И снова села на скамеечку возле печи.
Плюх!
Мать не заметила даже, когда вошла Верона.
— Ужин еще не готов?
— Нет. — Она заметила на лице дочери усмешку, которая ее испугала. Усмешка была вызывающей и властной. Так посмеивалась Кисуца в те ночи, когда выходила из берегов и наводила на людей страх своими взбаламученными водами. А давно ли Верона была ребенком? Так-то оно… Нынче четверг, завтра пятница… Плюх!
— Пойду подою!
— Ступай! — Мать на нее даже не взглянула. Боялась снова увидеть эту улыбку на губах у Вероны.
И только — плюх да плюх, потому что картошки нужно много — на ужин и на утро. А мелкую сварить поросенку. Ишь кричит. Проголодался. Здоровому поросенку и положено кричать. Только бы краснуху не принесло с верхних хуторов…
Керосиновая лампа висит на матице возле зеркала. Потолок над ней закопчен. Черна и печь, и земляной пол под ногами, убитый, неровный, и даже герань на окнах словно бы почернела. Все будто окутано мглой.

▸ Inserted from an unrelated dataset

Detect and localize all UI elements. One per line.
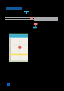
button[interactable]: Umbrella: [24, 11, 29, 14]
button[interactable]: Map: [9, 33, 28, 62]
button[interactable]: Icon: [33, 23, 38, 29]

Чернеют стены, вдоль стен — постели. Одна, высоко устланная полосатыми перинами, стоит у двери, другая — напротив в углу; лежащий на ней легко дотянется и до тяжелой дубовой скамьи и до окна. В красном углу — стол, на стенах висят семейные фотографии, а над ними — шесть больших святых образов, однако разглядеть можно одну деву Марию Зебжидовскую. Остальные побурели, точно облитые кофием.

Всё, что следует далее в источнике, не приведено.